Tuesday, February 03, 2015

I think I am an intellectual. Yet, I don't ask for more money?

If it is February, well, it means that I am done with taxes.  Yes, I am!  It also means that discussions begin, in the loudest possible tones, on how to use those tax monies.

Which is why it was no surprise to read an email earlier today, from the "comrades," that it is time to lobby the legislators.
Your salary, your benefits, your retirement, your class size, and your teaching load are all at stake.
Why do they keep providing me with fodder for my blog, when my plate is already overflowing with the topics I want to understand and write about?  At this rate, I will never get to string theory! ;)

That sentence in the email is debatable at so many levels.  If the true goal is to educate students, then do have conclusive evidence that a class size of, say, ten, is better than a class size of forty?  How about fifty?  What is the appropriate salary for a faculty?  How do we measure faculty productivity in teaching in order to relate it to the compensation?  What is an appropriate teaching load?  Why not more?  Why not less?  All these are merely about that one sentence, and the email had a lot more.

Of course, I didn't reply to that email.  Why should I when I have experienced over the years the "disdain" the "comrades" have for my ideas and opinions!

The claim that we intellectuals deserve to be paid more always reminds of me a classic essay that I read a long time ago.  I bet the "comrades" will go further berserk when I quote, ready for this?, Robert Nozick.  In a wonderful essay, polemical no doubt, Nozick wrote there:
Intellectuals now expect to be the most highly valued people in a society, those with the most prestige and power, those with the greatest rewards.
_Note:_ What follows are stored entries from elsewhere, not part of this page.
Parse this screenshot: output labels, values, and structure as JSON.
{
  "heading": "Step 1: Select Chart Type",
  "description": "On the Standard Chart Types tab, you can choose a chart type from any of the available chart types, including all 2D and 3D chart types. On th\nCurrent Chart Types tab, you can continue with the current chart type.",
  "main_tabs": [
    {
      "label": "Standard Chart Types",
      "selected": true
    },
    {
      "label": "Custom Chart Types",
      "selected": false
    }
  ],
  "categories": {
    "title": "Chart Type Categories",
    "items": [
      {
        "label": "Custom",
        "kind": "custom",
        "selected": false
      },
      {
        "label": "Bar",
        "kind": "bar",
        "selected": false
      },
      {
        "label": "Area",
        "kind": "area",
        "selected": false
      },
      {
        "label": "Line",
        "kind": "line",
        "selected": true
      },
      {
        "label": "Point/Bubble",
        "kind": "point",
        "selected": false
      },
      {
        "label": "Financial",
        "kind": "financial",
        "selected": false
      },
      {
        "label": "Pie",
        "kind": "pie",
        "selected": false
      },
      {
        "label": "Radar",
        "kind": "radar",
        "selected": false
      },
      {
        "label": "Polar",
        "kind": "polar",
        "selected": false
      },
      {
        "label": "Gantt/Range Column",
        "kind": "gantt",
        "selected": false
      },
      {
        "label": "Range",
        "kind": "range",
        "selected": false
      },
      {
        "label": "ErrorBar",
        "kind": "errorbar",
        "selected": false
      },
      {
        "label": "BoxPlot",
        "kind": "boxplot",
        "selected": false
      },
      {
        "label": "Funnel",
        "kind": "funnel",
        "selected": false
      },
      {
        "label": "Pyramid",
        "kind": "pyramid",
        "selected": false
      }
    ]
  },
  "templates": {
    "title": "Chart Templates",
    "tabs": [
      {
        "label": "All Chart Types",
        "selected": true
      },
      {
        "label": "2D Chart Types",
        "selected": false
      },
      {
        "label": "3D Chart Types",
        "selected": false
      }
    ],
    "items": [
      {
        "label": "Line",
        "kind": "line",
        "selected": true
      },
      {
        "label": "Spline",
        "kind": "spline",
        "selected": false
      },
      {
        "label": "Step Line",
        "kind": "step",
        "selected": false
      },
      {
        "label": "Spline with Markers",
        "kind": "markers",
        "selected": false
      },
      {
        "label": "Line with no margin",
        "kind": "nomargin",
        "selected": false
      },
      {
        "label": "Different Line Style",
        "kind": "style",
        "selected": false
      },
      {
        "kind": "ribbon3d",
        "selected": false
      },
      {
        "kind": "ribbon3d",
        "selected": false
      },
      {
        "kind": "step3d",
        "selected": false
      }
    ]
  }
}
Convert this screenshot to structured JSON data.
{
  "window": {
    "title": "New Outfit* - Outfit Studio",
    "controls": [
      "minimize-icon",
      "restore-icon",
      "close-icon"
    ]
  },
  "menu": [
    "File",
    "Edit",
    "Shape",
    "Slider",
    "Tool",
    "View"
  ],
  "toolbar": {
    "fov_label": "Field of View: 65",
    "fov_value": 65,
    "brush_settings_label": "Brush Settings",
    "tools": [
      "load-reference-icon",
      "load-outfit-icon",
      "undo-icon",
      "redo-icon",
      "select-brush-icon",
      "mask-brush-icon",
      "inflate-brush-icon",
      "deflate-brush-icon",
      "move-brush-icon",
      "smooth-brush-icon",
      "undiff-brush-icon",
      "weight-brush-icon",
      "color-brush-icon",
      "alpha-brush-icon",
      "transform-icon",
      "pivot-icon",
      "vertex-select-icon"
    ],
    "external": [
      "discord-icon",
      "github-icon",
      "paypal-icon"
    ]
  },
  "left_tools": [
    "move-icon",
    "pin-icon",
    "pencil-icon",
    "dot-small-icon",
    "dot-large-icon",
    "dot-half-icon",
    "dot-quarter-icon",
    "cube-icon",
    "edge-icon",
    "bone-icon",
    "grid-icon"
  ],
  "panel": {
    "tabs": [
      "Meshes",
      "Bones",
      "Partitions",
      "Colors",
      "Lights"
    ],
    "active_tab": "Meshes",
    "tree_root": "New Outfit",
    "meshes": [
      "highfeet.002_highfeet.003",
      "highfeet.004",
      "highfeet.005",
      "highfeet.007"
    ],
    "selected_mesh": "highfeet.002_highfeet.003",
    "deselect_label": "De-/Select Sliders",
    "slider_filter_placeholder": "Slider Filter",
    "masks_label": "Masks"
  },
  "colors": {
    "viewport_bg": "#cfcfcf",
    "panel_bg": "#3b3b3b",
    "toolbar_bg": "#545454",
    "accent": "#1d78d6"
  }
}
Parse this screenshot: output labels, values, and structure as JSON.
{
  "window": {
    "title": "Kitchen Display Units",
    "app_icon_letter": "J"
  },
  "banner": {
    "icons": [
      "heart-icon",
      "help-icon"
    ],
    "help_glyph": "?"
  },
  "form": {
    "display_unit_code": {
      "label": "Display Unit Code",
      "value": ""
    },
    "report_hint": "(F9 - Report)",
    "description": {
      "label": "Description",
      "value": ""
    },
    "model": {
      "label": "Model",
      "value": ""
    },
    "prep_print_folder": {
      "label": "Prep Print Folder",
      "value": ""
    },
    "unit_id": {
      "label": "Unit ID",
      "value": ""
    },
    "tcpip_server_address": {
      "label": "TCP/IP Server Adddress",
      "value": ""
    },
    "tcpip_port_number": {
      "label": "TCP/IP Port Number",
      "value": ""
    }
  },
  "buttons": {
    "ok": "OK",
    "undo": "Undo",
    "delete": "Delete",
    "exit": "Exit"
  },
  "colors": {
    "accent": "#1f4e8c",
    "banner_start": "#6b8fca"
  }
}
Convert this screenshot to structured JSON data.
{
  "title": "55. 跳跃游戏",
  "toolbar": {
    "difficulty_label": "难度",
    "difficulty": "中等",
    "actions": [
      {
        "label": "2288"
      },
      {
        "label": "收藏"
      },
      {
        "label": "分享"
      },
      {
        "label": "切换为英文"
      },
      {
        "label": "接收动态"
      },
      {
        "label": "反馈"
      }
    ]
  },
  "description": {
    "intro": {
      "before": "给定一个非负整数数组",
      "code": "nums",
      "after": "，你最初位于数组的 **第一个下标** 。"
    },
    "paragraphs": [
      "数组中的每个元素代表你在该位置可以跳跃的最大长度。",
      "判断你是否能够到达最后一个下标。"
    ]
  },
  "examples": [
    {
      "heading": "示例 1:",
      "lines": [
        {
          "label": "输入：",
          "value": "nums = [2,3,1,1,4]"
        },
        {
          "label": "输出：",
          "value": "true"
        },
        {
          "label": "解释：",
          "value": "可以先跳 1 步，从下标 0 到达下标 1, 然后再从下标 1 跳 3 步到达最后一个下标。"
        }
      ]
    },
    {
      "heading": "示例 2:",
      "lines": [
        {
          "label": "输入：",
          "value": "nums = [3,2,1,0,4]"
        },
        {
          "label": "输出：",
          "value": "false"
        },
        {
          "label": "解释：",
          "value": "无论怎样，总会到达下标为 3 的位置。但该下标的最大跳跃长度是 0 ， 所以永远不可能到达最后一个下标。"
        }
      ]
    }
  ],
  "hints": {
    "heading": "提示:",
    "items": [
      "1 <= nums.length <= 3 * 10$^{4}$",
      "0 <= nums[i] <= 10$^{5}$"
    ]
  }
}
Intellectuals feel entitled to this. But, by and large, a capitalist society does not honor its intellectuals.
Faculty, how much ever pretentious they might be as intellectuals, feel entitled to high earnings, and power, and prestige.
Why then do contemporary intellectuals feel entitled to the highest rewards their society has to offer and resentful when they do not receive this? Intellectuals feel they are the most valuable people, the ones with the highest merit, and that society should reward people in accordance with their value and merit. But a capitalist society does not satisfy the principle of distribution “to each according to his merit or value.”
Imagine me telling this to the "comrades."  I won't be alive to blog after, and you will miss my posts ;)

Ironically, a couple of weeks ago, during a class discussion when students remarked about happiness and incomes, I reminded them that high incomes don't guarantee higher levels of happiness.  I told them that if the empirical studies are correct, then I am now earning pretty much the income when happiness apparently peaks.  "No wonder I am always kidding around and sharing horrible groaners" I told them.

Anyway, I went about my business.  I closed the door at the noon hour and had my favorite lunch from home.  You know, the whole grilled ciabatta routine.  Today, I even included thinly sliced red onions.  Boy was it yummy!  The honeycrisp apple was even yummier.

I opened the door to go brush my teeth.  And there it was in the box right outside my office door:

You think I really care for more salary and benefits at this point?  And, if that was my goal in life, you think I would have ditched electrical engineering?

I am one richly paid educator.  Thank you!

A note here, a chocolate bar there, and I am all set.  This term is already a success.